Schizophrenia is a complex mental disorder influenced by both genetic and environmental factors, and it is not passed down by just one parent. Neither the mother nor the father is solely responsible inheritance occurs through a combination of genes from both parents.
Genetic Contribution
- Schizophrenia has a strong hereditary component, with heritability estimated at 70–80% based on twin and family studies (Sullivan et al., Archives of General Psychiatry, 2003).
- No single gene causes schizophrenia. Instead, it results from multiple genetic variants (polygenic risk) interacting with each other and environmental triggers.
- Children of a parent with schizophrenia have a ~10% risk of developing it (vs. 1% in the general population), but this risk comes from inherited DNA from both parents, not one exclusively.
- Identical twins share 100% of genes: if one has schizophrenia, the other has a 40–50% chance of developing it far higher than fraternal twins (~10%), confirming genetics but also showing non-genetic factors matter.
Maternal vs. Paternal Influence
- No evidence shows one parent contributes more genetically. Risk is comparable whether the affected parent is the mother or father (Gottesman, Schizophrenia Genesis, 1991).

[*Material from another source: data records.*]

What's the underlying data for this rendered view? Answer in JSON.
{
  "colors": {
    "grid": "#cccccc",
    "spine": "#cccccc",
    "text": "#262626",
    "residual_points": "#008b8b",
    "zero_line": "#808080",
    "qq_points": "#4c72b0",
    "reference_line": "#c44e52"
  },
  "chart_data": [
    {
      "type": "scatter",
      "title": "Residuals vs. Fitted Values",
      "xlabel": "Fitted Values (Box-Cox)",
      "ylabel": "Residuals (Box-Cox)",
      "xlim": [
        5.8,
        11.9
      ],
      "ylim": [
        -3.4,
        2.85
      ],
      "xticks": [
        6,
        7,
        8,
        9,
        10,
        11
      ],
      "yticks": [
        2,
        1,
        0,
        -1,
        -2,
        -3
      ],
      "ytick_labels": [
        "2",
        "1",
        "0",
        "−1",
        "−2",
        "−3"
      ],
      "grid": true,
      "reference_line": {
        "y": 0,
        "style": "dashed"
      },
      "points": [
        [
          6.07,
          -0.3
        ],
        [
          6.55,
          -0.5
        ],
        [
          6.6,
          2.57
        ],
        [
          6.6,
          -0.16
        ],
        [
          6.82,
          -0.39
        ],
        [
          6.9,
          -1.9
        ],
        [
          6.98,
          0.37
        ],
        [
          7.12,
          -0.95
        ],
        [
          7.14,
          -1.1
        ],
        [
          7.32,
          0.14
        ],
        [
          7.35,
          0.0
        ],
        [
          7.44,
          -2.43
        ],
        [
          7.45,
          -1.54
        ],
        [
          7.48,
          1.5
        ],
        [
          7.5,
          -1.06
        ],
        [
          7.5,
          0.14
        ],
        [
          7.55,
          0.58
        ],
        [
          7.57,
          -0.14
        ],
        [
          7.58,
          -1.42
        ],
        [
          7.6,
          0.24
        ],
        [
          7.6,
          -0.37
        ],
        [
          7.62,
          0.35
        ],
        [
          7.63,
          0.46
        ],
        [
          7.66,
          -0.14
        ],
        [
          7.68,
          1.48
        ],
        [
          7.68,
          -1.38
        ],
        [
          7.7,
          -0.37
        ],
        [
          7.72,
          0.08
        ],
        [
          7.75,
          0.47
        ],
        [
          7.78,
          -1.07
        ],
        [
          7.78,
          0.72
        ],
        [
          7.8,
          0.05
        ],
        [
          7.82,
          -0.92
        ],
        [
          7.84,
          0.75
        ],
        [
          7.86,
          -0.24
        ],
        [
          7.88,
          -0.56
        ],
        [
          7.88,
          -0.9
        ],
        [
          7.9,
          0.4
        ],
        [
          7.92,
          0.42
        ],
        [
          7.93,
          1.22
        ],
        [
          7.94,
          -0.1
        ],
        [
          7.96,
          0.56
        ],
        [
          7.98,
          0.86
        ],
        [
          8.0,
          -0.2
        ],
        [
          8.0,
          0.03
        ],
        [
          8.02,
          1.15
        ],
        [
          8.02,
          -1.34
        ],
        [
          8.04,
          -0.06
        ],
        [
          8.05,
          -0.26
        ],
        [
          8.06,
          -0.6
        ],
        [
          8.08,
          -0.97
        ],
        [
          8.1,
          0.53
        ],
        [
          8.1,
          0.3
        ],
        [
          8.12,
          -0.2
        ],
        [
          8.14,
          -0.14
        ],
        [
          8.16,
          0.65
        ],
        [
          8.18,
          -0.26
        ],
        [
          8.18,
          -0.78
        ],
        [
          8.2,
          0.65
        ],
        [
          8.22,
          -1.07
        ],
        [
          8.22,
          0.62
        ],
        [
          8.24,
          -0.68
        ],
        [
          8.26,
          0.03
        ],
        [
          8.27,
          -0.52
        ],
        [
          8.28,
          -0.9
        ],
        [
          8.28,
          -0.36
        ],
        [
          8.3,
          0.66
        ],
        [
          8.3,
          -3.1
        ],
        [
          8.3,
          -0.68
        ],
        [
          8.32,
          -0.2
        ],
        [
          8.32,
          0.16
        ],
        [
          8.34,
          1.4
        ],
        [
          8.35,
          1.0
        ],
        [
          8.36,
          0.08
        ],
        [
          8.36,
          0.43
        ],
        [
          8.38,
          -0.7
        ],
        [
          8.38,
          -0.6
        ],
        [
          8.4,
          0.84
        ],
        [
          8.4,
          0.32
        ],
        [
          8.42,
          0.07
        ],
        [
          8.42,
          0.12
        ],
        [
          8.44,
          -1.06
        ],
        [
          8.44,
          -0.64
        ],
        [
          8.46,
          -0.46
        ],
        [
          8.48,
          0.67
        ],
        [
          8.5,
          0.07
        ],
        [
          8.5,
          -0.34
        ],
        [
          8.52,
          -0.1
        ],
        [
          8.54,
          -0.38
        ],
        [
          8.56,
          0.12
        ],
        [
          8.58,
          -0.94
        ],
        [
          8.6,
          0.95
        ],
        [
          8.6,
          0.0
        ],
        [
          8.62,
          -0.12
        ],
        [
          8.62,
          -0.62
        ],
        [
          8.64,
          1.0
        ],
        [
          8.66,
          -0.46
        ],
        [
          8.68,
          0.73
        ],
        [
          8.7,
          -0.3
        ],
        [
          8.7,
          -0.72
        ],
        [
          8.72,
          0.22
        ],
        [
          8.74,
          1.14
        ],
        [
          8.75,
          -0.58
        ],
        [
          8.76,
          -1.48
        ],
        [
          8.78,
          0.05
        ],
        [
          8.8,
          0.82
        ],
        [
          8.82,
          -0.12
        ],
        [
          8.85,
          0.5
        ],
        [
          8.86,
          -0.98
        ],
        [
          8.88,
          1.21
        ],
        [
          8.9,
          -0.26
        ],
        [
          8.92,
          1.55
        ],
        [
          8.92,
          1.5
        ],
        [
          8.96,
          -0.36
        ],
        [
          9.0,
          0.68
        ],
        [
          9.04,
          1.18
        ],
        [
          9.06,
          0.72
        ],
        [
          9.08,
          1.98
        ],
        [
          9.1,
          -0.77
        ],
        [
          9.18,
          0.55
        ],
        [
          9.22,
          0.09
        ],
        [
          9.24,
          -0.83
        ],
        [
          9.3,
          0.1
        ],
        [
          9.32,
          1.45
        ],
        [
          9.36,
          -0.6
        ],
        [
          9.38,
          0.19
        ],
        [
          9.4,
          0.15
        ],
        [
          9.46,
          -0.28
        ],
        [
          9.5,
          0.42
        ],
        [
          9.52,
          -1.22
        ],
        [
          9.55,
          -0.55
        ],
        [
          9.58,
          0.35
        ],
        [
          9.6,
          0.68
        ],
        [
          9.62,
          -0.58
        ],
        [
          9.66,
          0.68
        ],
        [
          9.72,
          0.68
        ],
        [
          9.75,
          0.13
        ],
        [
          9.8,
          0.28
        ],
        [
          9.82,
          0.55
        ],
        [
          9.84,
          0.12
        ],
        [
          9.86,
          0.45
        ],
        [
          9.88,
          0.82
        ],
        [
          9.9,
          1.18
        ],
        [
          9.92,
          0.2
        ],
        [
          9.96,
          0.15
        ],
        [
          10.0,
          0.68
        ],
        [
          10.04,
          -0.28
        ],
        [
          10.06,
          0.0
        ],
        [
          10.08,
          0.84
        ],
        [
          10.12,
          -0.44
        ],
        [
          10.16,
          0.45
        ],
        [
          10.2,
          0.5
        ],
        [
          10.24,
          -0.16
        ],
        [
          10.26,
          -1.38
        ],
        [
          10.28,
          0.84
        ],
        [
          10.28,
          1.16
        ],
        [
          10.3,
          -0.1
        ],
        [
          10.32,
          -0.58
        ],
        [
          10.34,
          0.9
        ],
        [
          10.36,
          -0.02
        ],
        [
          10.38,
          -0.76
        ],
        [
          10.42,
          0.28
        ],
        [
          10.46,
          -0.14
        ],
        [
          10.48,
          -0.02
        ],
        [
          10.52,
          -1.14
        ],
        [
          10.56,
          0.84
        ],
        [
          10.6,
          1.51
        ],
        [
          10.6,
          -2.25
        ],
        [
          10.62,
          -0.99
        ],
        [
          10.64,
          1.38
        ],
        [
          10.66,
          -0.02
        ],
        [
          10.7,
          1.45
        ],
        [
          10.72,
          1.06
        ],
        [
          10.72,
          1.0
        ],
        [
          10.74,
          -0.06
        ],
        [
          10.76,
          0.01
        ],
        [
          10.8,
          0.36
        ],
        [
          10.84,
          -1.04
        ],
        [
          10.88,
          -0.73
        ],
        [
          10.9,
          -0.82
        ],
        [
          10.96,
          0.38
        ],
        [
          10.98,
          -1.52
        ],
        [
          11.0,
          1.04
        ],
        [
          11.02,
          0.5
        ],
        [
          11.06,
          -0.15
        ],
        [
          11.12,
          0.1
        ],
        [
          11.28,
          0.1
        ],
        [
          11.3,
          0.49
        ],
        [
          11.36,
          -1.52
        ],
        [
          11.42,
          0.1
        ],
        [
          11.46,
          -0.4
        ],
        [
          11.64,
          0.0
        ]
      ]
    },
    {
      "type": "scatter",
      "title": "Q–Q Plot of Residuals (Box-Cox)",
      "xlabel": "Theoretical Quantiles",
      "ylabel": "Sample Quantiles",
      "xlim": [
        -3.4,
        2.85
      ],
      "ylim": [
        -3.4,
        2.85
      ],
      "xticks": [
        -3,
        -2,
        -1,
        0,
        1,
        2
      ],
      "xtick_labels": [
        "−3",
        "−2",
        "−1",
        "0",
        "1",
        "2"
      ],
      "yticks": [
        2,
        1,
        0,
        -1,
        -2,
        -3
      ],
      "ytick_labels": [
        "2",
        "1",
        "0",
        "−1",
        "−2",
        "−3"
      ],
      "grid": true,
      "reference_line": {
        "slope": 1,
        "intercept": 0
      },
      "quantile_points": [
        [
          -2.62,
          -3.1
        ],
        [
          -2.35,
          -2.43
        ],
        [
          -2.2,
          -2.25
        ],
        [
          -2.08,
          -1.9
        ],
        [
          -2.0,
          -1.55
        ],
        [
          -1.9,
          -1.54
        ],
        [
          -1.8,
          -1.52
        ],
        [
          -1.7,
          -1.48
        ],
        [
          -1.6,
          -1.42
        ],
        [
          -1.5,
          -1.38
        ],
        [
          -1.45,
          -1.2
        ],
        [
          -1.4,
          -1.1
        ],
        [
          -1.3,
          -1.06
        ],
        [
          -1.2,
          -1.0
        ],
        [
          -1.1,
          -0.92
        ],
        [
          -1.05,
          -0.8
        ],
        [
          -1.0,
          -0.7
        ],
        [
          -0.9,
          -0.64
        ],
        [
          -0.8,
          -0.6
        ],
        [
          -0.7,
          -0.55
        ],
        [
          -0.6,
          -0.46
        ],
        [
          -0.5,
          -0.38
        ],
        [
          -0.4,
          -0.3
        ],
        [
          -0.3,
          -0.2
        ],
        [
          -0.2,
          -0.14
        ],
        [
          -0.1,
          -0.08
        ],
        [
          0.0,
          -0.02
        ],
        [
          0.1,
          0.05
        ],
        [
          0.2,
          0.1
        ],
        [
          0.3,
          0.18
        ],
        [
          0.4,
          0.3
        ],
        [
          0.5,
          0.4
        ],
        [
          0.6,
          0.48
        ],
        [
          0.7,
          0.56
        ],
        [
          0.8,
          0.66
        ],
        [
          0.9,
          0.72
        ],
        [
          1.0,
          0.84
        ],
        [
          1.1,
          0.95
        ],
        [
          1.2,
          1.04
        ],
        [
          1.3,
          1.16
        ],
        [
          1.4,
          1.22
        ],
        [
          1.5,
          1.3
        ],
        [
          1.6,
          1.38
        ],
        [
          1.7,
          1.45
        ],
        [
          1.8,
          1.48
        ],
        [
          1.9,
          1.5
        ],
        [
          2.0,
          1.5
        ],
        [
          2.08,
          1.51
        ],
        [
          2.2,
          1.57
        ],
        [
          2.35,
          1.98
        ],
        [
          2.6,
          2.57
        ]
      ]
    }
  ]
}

- Maternal factors like prenatal infections, stress, or malnutrition can increase risk via epigenetic changes or brain development issues but these are environmental, not direct genetic transmission from the mother.
- Paternal age (>40) slightly raises risk due to de novo mutations in sperm, but this is a minor factor and not "passing down" the disorder in the traditional sense.
Key Takeaway
Schizophrenia risk is shared equally through genes from both parents, amplified by environment. If one parent has schizophrenia, genetic counseling can help assess risk, but most children will not develop the disorder. Early intervention and monitoring are key for at-risk individuals.